Isso é verdade para a maioria das coisas. A Igreja Católica é muito boa em emitir declarações porque isso é algo que podemos fazer. É mais fácil escrever um livro sobre a divisão racial do que superá-la. É pelo encontro que as pontes são construídas.

A Conferência de Bispos Católicos dos Estados Unidos recentemente deu notícia em seu debate sobre negar a comunhão ao presidente Joe Biden por sua posição sobre o aborto.

O que não vai acontecer. O que os bispos realmente estavam discutindo era uma carta pastoral sobre a importância da Eucaristia. Alguns sugeriram que haja um capítulo sobre receber a comunhão dignamente – se você é pecador, não deve receber a comunhão sem se confessar. Nesse contexto, alguns gostariam de discutir a ideia de que deveria haver uma proibição de dar a comunhão a pessoas que apoiam o aborto, incluindo o presidente. A ideia de uma proibição universal não existe. E não vai ser criada.

Você acha que ele deveria ter a comunhão negada?

Não. Acho que o presidente Biden deve ser lembrado de que é católico, e refletir o porquê está apoiando tão vigorosamente uma política que é diretamente contrária a este ensino claro de que o desenvolvimento da vida humana no útero deve ser protegido. Mas ele não está na minha diocese e não tenho controle sobre isso.

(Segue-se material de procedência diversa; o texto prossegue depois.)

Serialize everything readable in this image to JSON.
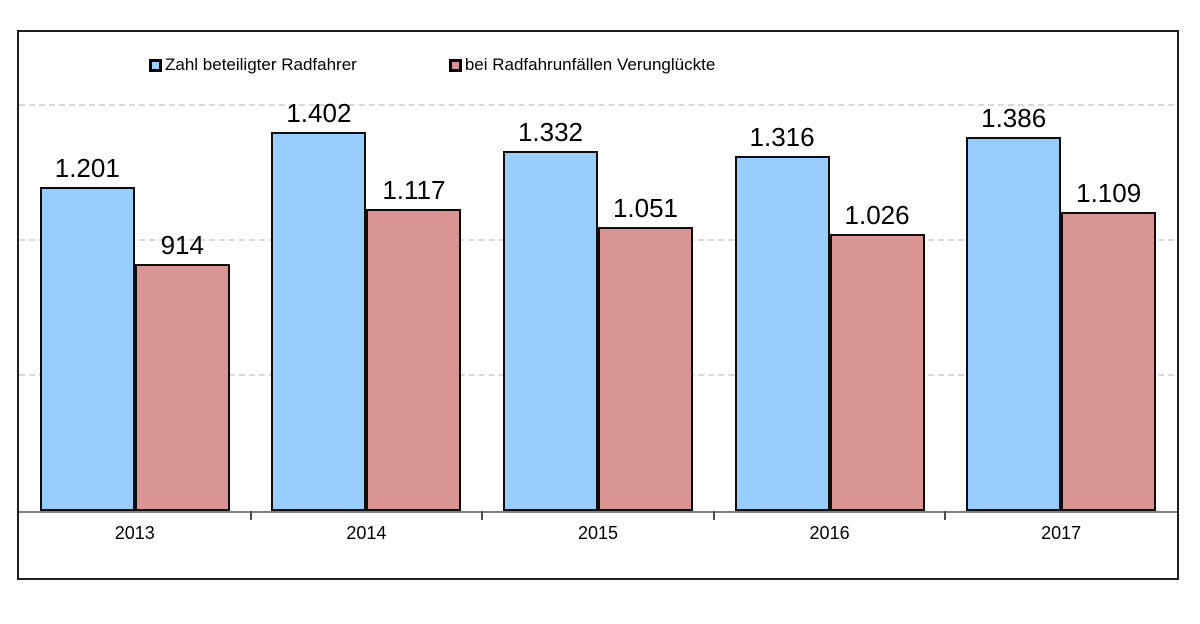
{
  "chart_data": {
    "type": "bar",
    "title": "",
    "categories": [
      "2013",
      "2014",
      "2015",
      "2016",
      "2017"
    ],
    "series": [
      {
        "name": "Zahl beteiligter Radfahrer",
        "color": "#99CCFF",
        "values": [
          1201,
          1402,
          1332,
          1316,
          1386
        ],
        "value_labels": [
          "1.201",
          "1.402",
          "1.332",
          "1.316",
          "1.386"
        ]
      },
      {
        "name": "bei Radfahrunfällen Verunglückte",
        "color": "#D99594",
        "values": [
          914,
          1117,
          1051,
          1026,
          1109
        ],
        "value_labels": [
          "914",
          "1.117",
          "1.051",
          "1.026",
          "1.109"
        ]
      }
    ],
    "xlabel": "",
    "ylabel": "",
    "ylim": [
      0,
      1780
    ],
    "gridlines": [
      500,
      1000,
      1500
    ],
    "grid": "horizontal-dashed",
    "legend_position": "top-inside",
    "value_labels_shown": true
  },
  "colors": {
    "bar_border": "#0D0D0D",
    "gridline": "#D9D9D9",
    "axis_line": "#7F7F7F",
    "chart_border": "#1F1F1F",
    "background": "#FFFFFF",
    "text": "#000000"
  }
}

Todavia, entendo por que os bispos têm opiniões diferentes sobre isso.

Você daria ao USCCB um "A" por tentar proteger o nascituro?

Pró-vida é um dos temas centrais dos bispos católicos. Claro, por que não?

Que nota você daria a eles sobre a redução da divisão racial?

Eles sabem que estão fazendo mais a favor de lidar com a complexa questão moral do aborto do que com a divisão racial, embora as declarações pastorais mais recentes tenham sido muito fortes e muito boas. Seria muito difícil para os bispos dizerem que todos os católicos que são supremacistas brancos em seu pensamento não deveriam ir à comunhão porque não é uma declaração legal.

Você dedica um capítulo de seu livro para o novo Museu Nacional de História e Cultura Afro-americana em Washington, D.C., e sugere que os bispos passem algum tempo lá, talvez quando estiverem na cidade para uma reunião do USCCB nas proximidades.

Não quero que você pinte os bispos de uma só vez. Todos os bispos são diferentes tipos de pessoas e estão todos em diferentes tipos de dioceses. Muitos estão fazendo mais na divisão racial do que outros. Assim como outros estão fazendo mais com o aborto.

Que coisas podem fazer as pessoas comuns para reduzir a divisão racial?

Uma das coisas que acho tão difícil para as pessoas é buscar informações precisas. Devem ler mais. Se você fizer uma palestra e disser: "É claro que tem sido assim desde as leis de Jim Crow, ou tem sido o caso desde a decisão de Dred Scott", e você tem pessoas depois que dizem: "Bispo, quem é Jim Crow? Quem é Dred Scott? O que era a Passagem do Meio pelo Oceano Atlântico? Como pode ser que Roger Taney, o presidente da Suprema Corte, que redigiu a decisão Dred Scott, fosse realmente católico?" Tinha pessoas se levantando e dizendo que ele não era católico. Mas ele foi. Sinto muito. Você não pode contestar os fatos.